Non-human identities (NHIs)service accounts, automation scripts, bots, API keys and AI agents — have become the new operational backbone of modern infrastructure, vastly outnumbering human users. Yet, in many organizations, these machine identities are poorly governed, loosely monitored, and frequently over-permissioned, creating a growing and largely invisible attack surface.

 

Attackers are capitalizing on this oversight. From token abuse and credential exposure to orphaned service accounts and legacy credential harvesting, NHIs are now a primary target in modern breach campaigns. As automation and AI adoption accelerate, the risks associated with unmanaged NHIs will only intensify.

This article outlines 5 common exploitation techniques targeting NHIs and provides actionable strategies for mitigating each:

  1. Token Abuse — Attackers steal, replay, or forge access tokens that lack context-aware restrictions, bypassing detection and gaining unauthorized access.
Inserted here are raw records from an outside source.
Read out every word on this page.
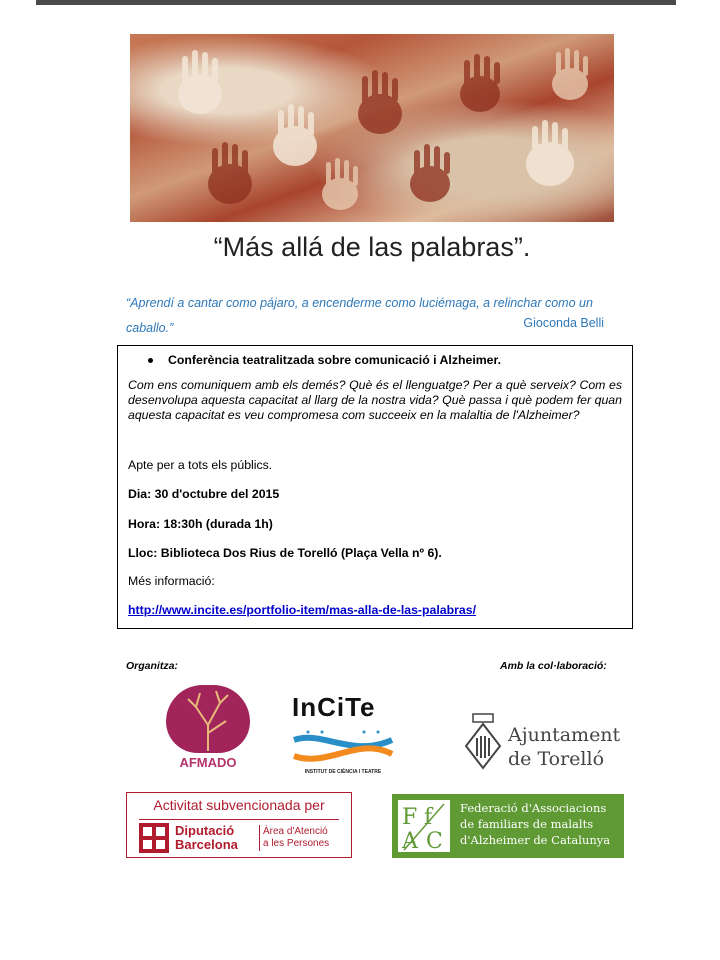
“Más allá de las palabras”.
“Aprendí a cantar como pájaro, a encenderme como luciémaga, a relinchar como un caballo.”	Gioconda Belli
Conferència teatralitzada sobre comunicació i Alzheimer.

Com ens comuniquem amb els demés? Què és el llenguatge? Per a què serveix? Com es desenvolupa aquesta capacitat al llarg de la nostra vida? Què passa i què podem fer quan aquesta capacitat es veu compromesa com succeeix en la malaltia de l'Alzheimer?

Apte per a tots els públics.
Dia: 30 d'octubre del 2015
Hora: 18:30h (durada 1h)
Lloc: Biblioteca Dos Rius de Torelló (Plaça Vella nº 6).
Més informació:
http://www.incite.es/portfolio-item/mas-alla-de-las-palabras/
Organitza:	Amb la col·laboració:
AFMADO
InCiTe
INSTITUT DE CIÈNCIA I TEATRE
Ajuntament
de Torelló
Activitat subvencionada per
Diputació
Barcelona
Àrea d'Atenció
a les Persones
F f
A C
Federació d'Associacions
de familiars de malalts
d'Alzheimer de Catalunya
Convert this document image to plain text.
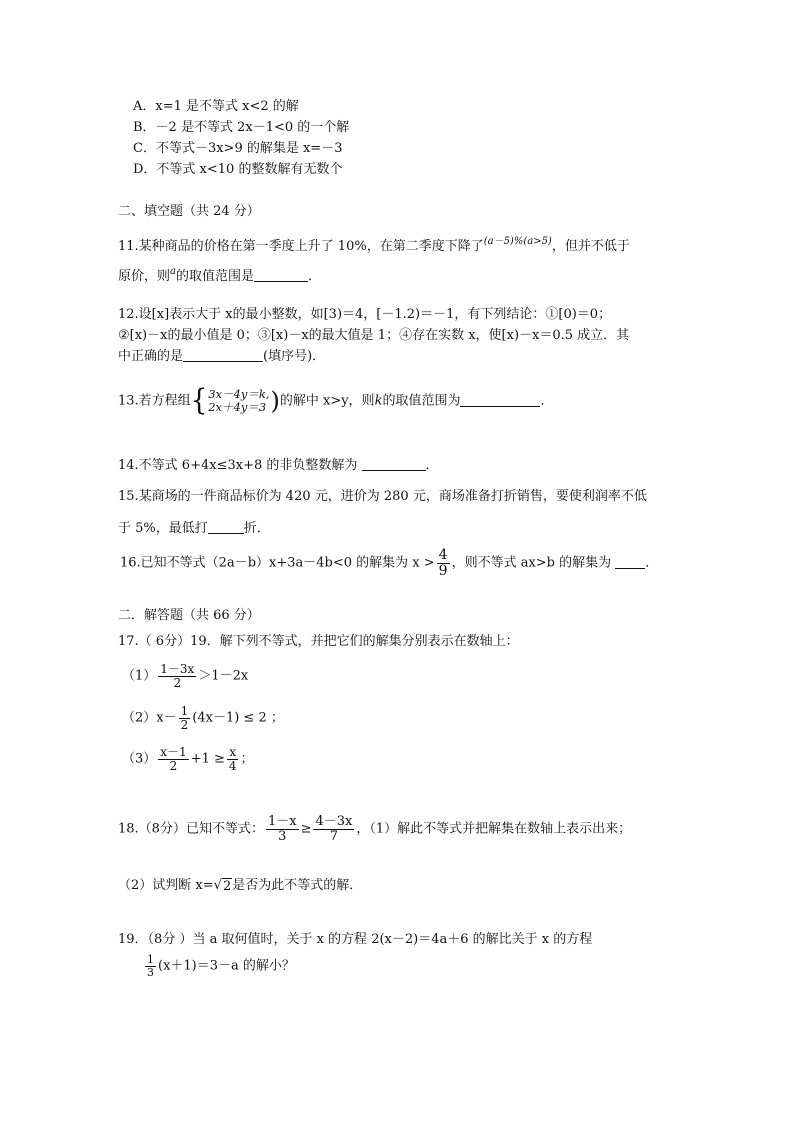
A．x=1 是不等式 x<2 的解
B．－2 是不等式 2x－1<0 的一个解
C．不等式－3x>9 的解集是 x=－3
D．不等式 x<10 的整数解有无数个
二、填空题（共 24 分）
11.某种商品的价格在第一季度上升了 10%，在第二季度下降了$^{(a-5)\%(a>5)}$，但并不低于
原价，则$^a$的取值范围是	．
12.设[x]表示大于 x的最小整数，如[3)＝4，[－1.2)＝－1，有下列结论：①[0)＝0；
②[x)－x的最小值是 0；③[x)－x的最大值是 1；④存在实数 x，使[x)－x＝0.5 成立．其
中正确的是	(填序号)．
13.若方程组 { 3x－4y＝k,
2x＋4y＝3 ) 的解中 x>y，则k的取值范围为	．
14.不等式 6+4x≤3x+8 的非负整数解为	．
15.某商场的一件商品标价为 420 元，进价为 280 元，商场准备打折销售，要使利润率不低
于 5%，最低打	折．
16.已知不等式（2a－b）x+3a－4b<0 的解集为 $x > \frac{4}{9}$ ，则不等式 ax>b 的解集为	．
二．解答题（共 66 分）
17.（ 6分）19．解下列不等式，并把它们的解集分别表示在数轴上：
$(1) \frac{1-3x}{2} >1-2x$
$(2)x- \frac{1}{2} (4x-1) \le 2$ ；
$(3) \frac{x-1}{2} +1 \ge \frac{x}{4}$ ；
18.（8分）已知不等式： $\frac{1-x}{3} \ge \frac{4-3x}{7}$ ，（1）解此不等式并把解集在数轴上表示出来；
（2）试判断 x= √ 2 是否为此不等式的解．
19．（8分 ）当 a 取何值时，关于 x 的方程 2(x－2)＝4a＋6 的解比关于 x 的方程
$\frac{1}{3} (x+1)=3-a$ 的解小？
  2. Living-off-the-Land with Compromised NHIs — Adversaries exploit legitimate NHI credentials to blend into normal workload activity, enabling stealthy lateral movement.

  3. Credential Exposure — Hardcoded secrets, plaintext environment variables, and leaked credentials in logs continue to fuel breaches due to poor implementation hygiene.

  4. Orphaned and Overprivileged NHIs — Forgotten service accounts and excessive permissions provide attackers with persistent footholds and expansive access.

  5. Credential Harvesting via Legacy Accounts — Techniques like Kerberoasting remain effective against organizations relying on static passwords for service accounts in hybrid AD environments.

 

To combat these threats, organizations must adopt an identity-first approach to workload security — emphasizing NHI visibility, contextual access controls, dynamic credential issuance, and rigorous lifecycle management. By reducing the lifespan, scope, and persistence of non-human access, security teams can drastically minimize the opportunities for exploitation.

 

Bottom Line

Securing NHIs is no longer optional. As non-human identities become the dominant actors in enterprise environments, proactive governance and control over their access will be essential to staying ahead of modern attack patterns.